Le DGGN a aussi répondu ou promis de répondre à des questions des parlementaires très diverses, comme la directive européenne sur le temps de travail, les brigades de gestion de l’évènement (BGE), les futurs blindés et la doctrine du maintien de l’ordre, la transformation numérique, “un sujet qui le passionne et qui l’obsède”, les Cadets de la Gendarmerie, les suicides et, plus étonnant, le taux de divorce important au sein des militaires de l’Arme qui est souligné dans le rapport du haut comité à l’évaluation de la condition militaire, comme l’a relevé le député Lionel Royer-Perreaut (Renaissance Bouches-du-Rhône).

La dernière fois que nous avons changé de modèle, c’était il y a 300 ans lors de la création des brigades, il faut s’adapter aux modes de vie des territoires, nous devons produire de la sécurité partout grâce à notre maillage et notre statut militaire”

La dernière fois que nous avons changé de modèle, c’était il y a 300 ans lors de la création des brigades, il faut s’adapter aux modes de vie des territoires, nous devons produire de la sécurité partout grâce à notre maillage et notre statut militaire” a commenté au sujet de ce qu’il considère comme un nouveau paradigme pour la Gendarmerie, le “aller vers”.

Le principe de la redevabilité doit guider notre action et nous travaillons sur ce que nous allons faire dans les mois à venir, avec des outils comme des cartes de chaleur (*) et il faut aller plus loin, et mieux accompagner les séniors” a développé le représentent la répartition territoriale de la délinquance,

L’idée ce n’est pas d’avoir des Gendarmes qui attendent l’usager, mais d’aller vers les gens, le Gendarme prend ses rendez-vous avec son Néo et est itinérant, nous allons voir des Gendarmes partir dans des bouts de France où on ne va jamais, dormir au besoin chez l’habitant, dans des gîtes, c’est un modèle radicalement différent” a expliqué le général Rodriguez.

Volontiers disruptif, il a affirmé être favorable à une “sortie du cadre” pour les 200 futures brigades promises par le président de la République en révélant avoir vu passer des projets de brigades “hybrides” dotées de trottinettes électriques ou de chevaux. “Ce sera à la carte” a t-il promis.

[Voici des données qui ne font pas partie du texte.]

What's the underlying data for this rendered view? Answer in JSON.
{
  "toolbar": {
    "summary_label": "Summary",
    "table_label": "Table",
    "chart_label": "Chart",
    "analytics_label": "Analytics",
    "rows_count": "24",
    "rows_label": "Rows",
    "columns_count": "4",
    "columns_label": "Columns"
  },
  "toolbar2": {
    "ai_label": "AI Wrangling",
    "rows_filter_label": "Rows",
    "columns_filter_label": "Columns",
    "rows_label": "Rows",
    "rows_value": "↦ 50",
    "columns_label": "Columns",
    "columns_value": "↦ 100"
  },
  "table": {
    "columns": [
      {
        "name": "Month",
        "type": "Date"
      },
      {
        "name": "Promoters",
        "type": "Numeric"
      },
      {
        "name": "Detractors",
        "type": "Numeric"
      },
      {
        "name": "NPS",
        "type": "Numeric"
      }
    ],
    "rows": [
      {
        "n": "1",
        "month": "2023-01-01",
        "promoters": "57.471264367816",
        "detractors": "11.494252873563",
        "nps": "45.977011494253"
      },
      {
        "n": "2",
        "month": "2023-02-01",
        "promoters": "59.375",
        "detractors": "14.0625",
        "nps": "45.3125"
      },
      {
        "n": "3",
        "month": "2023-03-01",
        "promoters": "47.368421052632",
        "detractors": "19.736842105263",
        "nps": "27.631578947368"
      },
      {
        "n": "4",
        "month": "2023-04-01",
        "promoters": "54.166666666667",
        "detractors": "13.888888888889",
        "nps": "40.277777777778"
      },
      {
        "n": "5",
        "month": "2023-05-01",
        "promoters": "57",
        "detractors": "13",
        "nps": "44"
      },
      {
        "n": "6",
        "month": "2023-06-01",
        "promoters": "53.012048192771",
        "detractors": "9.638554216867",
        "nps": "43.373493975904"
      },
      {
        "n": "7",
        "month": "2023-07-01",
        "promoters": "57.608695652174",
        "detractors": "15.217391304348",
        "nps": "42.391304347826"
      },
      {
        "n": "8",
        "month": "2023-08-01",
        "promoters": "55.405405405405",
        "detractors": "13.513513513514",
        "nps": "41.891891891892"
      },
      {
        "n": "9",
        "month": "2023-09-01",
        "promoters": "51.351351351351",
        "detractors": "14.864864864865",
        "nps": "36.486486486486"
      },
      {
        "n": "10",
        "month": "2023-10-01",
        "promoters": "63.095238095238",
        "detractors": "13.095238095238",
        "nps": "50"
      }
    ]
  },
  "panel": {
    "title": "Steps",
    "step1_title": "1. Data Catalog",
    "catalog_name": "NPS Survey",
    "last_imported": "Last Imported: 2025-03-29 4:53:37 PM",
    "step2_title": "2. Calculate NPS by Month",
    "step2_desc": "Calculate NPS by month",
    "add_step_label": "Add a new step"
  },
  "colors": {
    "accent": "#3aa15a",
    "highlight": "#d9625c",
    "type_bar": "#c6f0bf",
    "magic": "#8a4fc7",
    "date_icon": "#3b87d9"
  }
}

Quant aux implantations de ces brigades, elles seront décidées en étroite concertation avec les élus et les préfets. “Nous travaillons beaucoup avec les associations d’élus, en particulier l’AMF” a ajouté le Directeur général.

Verbatims

La militarité du Gendarme

Exposé du DGGN

“L’ADN militaire est dans la formation initiale du Gendarme, nous avons durci le discours sur la symbolique militaire, avec notamment le nouveau chant de la Gendarmerie, et je constate que le Gendarme se sent plus militaire que jamais et qu’il choisit aussi la Gendarmerie pour ça et pas la Police, je n’aurais pas parié là dessus il y a 15 ans. Nous avons besoin de Gendarmes capables de manoeuvrer sous le feu, car il n’y a pas qu’en Guyane où les Gendarmes se font tirer dessus, et la base, lorsqu’on se fait tirer dessus, c’est de se poster et de riposter, et je me suis rendu à la Valbonne pour un entraînement des PSIG avec l’armée de Terre, et j’ai vu des Gendarmes, jeunes et moins jeunes sauter, courir, se coucher par terre, malgré la chaleur et l’équipement lourd, et être contents de le faire”.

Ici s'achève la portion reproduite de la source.